Era una di quelle notti nelle quali il vento ulula incessantemente fischiando tra le fronde e facendo sussultare le persiane e se non avessi avuto preoccupazioni più pressanti, sarei stata intimorita come la maggior parte della gente. Invece me ne stavo li, rannicchiata in una posizione scomoda, nel letto, con nient’altro di meglio da fare che rimuginare. E credetemi, non erano bei pensieri.
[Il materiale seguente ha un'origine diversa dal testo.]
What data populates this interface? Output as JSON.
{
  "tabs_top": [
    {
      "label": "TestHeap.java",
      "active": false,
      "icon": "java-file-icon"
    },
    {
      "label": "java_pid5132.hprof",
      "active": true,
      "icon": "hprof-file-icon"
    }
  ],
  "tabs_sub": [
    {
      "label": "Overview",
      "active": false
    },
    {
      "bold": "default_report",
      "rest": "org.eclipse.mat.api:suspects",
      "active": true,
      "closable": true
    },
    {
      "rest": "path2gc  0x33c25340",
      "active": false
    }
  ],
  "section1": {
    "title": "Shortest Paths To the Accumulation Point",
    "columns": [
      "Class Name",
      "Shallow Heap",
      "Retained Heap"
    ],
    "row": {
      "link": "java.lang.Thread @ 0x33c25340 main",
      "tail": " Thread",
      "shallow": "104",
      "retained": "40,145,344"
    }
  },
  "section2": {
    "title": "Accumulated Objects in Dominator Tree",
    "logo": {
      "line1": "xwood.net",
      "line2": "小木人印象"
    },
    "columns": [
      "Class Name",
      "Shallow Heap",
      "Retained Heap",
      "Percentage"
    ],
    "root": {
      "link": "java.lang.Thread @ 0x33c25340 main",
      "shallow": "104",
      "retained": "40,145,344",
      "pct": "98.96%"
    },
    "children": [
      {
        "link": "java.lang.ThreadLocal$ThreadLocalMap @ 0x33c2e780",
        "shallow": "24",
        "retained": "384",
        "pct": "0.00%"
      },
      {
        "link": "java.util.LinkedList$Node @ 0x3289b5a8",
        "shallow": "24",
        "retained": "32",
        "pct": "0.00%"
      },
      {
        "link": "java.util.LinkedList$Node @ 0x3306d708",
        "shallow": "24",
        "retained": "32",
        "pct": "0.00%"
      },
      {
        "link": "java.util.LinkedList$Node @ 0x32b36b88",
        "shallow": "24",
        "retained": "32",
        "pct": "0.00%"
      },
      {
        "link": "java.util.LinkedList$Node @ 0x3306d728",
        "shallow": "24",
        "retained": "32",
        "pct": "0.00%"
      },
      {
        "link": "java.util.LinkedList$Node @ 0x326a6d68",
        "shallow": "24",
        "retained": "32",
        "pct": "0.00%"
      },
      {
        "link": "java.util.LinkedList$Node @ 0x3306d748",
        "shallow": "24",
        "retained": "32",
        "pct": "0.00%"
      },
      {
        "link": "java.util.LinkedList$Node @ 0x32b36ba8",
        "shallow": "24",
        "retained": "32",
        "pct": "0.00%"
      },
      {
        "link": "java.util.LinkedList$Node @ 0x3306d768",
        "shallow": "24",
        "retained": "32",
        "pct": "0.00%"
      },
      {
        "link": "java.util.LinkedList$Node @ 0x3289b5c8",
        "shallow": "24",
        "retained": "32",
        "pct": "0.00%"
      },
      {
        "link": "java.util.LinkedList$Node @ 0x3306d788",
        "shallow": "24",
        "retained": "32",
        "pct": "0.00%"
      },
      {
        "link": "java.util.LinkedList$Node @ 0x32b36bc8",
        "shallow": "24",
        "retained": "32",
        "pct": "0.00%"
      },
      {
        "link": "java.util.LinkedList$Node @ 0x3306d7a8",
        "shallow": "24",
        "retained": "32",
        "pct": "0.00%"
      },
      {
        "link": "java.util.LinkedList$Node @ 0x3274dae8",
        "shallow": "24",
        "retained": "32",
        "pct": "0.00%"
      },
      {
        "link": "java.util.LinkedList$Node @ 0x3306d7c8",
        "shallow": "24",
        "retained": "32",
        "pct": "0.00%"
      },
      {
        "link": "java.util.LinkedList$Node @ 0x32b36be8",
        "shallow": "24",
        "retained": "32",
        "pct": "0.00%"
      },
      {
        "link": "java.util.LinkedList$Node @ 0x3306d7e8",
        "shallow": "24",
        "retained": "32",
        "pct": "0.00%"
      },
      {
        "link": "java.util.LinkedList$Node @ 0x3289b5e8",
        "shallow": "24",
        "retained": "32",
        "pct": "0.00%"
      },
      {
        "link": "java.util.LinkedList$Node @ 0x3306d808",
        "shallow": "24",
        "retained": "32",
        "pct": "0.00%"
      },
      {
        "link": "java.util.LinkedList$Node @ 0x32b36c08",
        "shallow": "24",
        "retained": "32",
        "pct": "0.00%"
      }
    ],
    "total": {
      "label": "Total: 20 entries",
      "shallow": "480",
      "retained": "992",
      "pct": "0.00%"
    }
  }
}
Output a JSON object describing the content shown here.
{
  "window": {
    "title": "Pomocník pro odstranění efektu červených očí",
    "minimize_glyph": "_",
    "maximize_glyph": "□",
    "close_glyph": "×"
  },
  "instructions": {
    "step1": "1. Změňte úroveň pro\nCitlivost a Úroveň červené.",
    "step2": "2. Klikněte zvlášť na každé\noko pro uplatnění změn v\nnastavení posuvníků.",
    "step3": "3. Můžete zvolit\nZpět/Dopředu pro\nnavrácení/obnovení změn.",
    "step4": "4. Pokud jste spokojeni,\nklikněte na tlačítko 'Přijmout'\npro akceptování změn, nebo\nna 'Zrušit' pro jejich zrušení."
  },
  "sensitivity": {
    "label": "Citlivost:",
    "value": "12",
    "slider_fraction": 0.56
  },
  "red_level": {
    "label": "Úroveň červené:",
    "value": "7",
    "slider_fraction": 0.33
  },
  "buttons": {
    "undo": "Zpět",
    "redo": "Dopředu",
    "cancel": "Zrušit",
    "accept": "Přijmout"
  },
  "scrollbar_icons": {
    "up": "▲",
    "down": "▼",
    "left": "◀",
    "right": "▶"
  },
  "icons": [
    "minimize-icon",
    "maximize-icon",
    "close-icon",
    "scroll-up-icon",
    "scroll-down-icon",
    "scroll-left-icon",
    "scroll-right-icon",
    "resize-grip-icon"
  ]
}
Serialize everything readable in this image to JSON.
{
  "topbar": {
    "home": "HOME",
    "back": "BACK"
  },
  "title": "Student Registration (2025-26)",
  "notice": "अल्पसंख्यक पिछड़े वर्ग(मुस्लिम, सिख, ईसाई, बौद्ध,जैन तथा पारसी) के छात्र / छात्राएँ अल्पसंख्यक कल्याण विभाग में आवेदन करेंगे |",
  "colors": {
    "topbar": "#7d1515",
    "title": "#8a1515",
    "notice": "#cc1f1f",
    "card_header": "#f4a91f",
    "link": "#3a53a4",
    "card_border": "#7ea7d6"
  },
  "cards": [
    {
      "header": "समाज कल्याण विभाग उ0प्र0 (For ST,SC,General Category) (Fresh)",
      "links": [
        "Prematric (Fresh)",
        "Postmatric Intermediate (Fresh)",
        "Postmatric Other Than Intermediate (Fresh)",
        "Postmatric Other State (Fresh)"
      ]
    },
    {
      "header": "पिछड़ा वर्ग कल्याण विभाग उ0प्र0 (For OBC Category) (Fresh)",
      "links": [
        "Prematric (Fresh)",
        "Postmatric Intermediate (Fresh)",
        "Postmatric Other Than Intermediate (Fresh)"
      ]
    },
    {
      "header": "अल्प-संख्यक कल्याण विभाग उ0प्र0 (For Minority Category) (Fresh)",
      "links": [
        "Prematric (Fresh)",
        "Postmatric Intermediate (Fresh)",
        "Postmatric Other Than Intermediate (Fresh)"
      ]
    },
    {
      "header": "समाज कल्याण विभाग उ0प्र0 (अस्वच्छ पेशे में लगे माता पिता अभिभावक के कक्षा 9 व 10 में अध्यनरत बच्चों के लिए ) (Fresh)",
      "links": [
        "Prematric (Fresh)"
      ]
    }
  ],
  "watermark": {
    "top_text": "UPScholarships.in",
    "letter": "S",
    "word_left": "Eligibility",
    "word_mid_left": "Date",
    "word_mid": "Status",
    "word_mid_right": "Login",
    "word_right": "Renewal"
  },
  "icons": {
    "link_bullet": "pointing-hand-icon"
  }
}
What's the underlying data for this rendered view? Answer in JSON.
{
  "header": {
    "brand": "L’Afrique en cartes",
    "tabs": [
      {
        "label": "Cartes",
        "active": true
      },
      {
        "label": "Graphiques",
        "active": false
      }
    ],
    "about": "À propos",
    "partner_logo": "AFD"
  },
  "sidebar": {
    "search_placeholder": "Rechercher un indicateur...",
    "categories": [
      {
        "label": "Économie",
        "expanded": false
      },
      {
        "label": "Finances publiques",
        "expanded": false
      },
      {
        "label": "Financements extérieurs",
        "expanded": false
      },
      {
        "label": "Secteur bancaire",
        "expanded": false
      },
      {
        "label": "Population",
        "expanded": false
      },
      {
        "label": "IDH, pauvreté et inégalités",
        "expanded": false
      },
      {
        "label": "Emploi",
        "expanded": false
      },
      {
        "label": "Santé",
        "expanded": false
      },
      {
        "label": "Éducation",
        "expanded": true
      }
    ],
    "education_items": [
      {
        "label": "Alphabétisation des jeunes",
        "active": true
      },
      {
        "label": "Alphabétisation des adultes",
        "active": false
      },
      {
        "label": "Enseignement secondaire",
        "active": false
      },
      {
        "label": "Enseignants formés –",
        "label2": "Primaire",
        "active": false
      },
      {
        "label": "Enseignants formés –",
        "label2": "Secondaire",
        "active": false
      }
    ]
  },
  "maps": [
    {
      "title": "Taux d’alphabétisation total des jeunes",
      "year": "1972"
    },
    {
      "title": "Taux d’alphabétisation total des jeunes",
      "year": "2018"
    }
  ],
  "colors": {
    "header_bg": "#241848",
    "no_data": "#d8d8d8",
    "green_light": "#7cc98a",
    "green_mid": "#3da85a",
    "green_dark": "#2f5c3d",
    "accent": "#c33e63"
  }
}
Quell’assurda storia andava avanti da veramente troppo tempo. Era cominciato come una cosa da nulla, la sparizione di un paio di ragazzi.
La polizia secolare l’aveva catalogato come un allontanamento volontario, due fidanzatini in cerca di una luna di miele prematura. La ragazza era la mia migliore amica.
"Perchè sono scappati?" mi ero chieta all'inzio, piangendo sul cuscino. Mi sentivo soprattutto tradita, pensavo che fossimo cristalline come l'acqua tra di noi ed invece mi nascondeva qualcosa. Poi ci avevo pensato bene: andiamo, viviamo nove mei l'anno assieme, avrei saputo di una sua tresca. E poi l'istinto mi scoraggiava a fidarmi delle autorità.
Avevo riferito a mio padre ciò che mi frullava per la mente, e lui mi aveva consigliato di tenere gli occhi aperti –deformazione professionale, presumo. Erano appena cominciate le vacanze natalizie. Come sempre ero rimasta a scuola.
Alla mia delusione per avere un padre troppo impegnato da occuparsi della sua unica figlia, e la tristezza per la scomparsa di Judith, mio unico appiglio, era stata messa presto da parte da una serie di nuove scomparse, sempre più ravvicinate nel tempo. Forse proprio in quel momento qualcuno stava per essere rapito.
Il tutto era complicato da un’anomala bufera di neve, che, stranamente, non si scioglieva. Avevo concluso che si trattasse di un fenomeno indotto dalla magia. Qualcuno voleva isolare l’intera scuola. Né le autorità né i cacciatori erano riusciti ad arrivare e le comunicazioni erano disturbate e rare.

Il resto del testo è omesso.